Public Education Finance Act

Any Time, Any Place, Any Way, Any Pace

Editorial: Education reform builds momentum

State has chance to reshape public schools

For much of the past decade, some person or group at the Capitol has been pressing the cause for school finance reform.

It’s been clear for some time that the 1990s Proposal A package voters OK’d to reform education funding is not an enduring solution. Funding is more evenly distributed among school districts with disparate income. But there are shortcomings, such as the wildly differing ability of local districts to address their long-term building costs.

The LSJ Editorial Board has long encouraged deep, broad look at reforms, using this space to call for a legislative special session on school finance reform several times during Jennifer Granholm’s tenure as governor.

Now, Gov. Rick Snyder faces with a dual problem. Rapidly advancing technology has the potential to reshape the learning process, even as the state still wrestles with the shortcomings of Proposal A. Addressing one without the other would be foolish.

Just months into his governorship, Snyder offered a special message on education to the Legislature, calling for K-12 programs that promote learning “any time, any place, any way, any pace.” Translation: To achieve its full potential, Michigan must innovate a public education program that can be tailor-made for each student’s learning needs and paid for efficiently.

It’s a big bite from the apple. To get it done, the governor turned to Richard McLellan, a Lansing attorney with extraordinary experience in public policy, to lead the Michigan Education Finance Project. McLellan, working with a small team, has been meeting with state education officials and others to consider options.
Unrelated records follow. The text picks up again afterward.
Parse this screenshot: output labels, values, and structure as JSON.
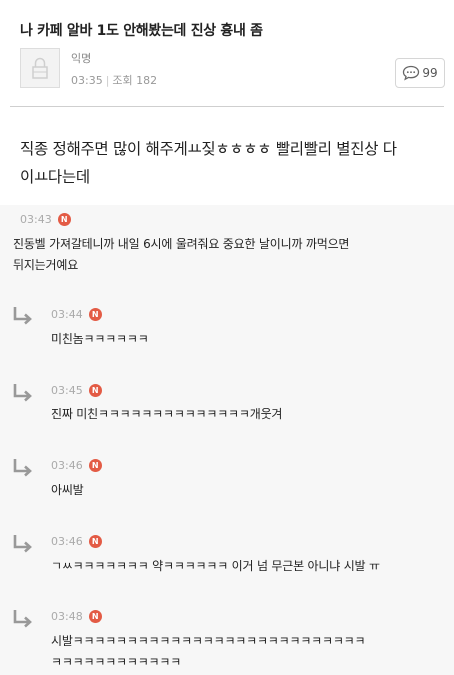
{
  "post": {
    "title": "나 카페 알바 1도 안해봤는데 진상 흉내 좀",
    "author": "익명",
    "time": "03:35",
    "views": "조회 182",
    "comment_count": "99",
    "body_line1": "직종 정해주면 많이 해주게ㅛ짖ㅎㅎㅎㅎ 빨리빨리 별진상 다",
    "body_line2": "이ㅛ다는데"
  },
  "comments": [
    {
      "time": "03:43",
      "badge": "N",
      "line1": "진동벨 가져갈테니까 내일 6시에 울려줘요 중요한 날이니까 까먹으면",
      "line2": "뒤지는거예요"
    },
    {
      "time": "03:44",
      "badge": "N",
      "line1": "미친놈ㅋㅋㅋㅋㅋㅋ",
      "reply": true
    },
    {
      "time": "03:45",
      "badge": "N",
      "line1": "진짜 미친ㅋㅋㅋㅋㅋㅋㅋㅋㅋㅋㅋㅋㅋㅋ개웃겨",
      "reply": true
    },
    {
      "time": "03:46",
      "badge": "N",
      "line1": "아씨발",
      "reply": true
    },
    {
      "time": "03:46",
      "badge": "N",
      "line1": "ㄱㅆㅋㅋㅋㅋㅋㅋㅋ 약ㅋㅋㅋㅋㅋㅋ 이거 넘 무근본 아니냐 시발 ㅠ",
      "reply": true
    },
    {
      "time": "03:48",
      "badge": "N",
      "line1": "시발ㅋㅋㅋㅋㅋㅋㅋㅋㅋㅋㅋㅋㅋㅋㅋㅋㅋㅋㅋㅋㅋㅋㅋㅋㅋㅋㅋ",
      "line2": "ㅋㅋㅋㅋㅋㅋㅋㅋㅋㅋㅋㅋ",
      "reply": true
    }
  ],
  "icons": {
    "avatar": "lock-icon",
    "comment": "speech-bubble-icon",
    "reply": "reply-arrow-icon"
  },
  "colors": {
    "badge": "#e35b45",
    "reply_arrow": "#999999"
  }
}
A draft bill, the subject of today’s Greater Lansing Outlook, is at Also there are position statements from a long list of interested groups.

The objective is formal legislation to create a better approach to public education. There’s little doubt the final bill will provoke debate over sweeping changes. The breadth will be staggering to many. It is not too soon to get informed.

Once again, the suggestion of a special legislative session seems appropriate. Such a session would allow both lawmakers and the public to focus fully on the issues. There is growing momentum to address both the weaknesses in the traditional school structure and the way Michigan pays for education. Both must be done carefully and effectively. Let’s not waste the opportunity.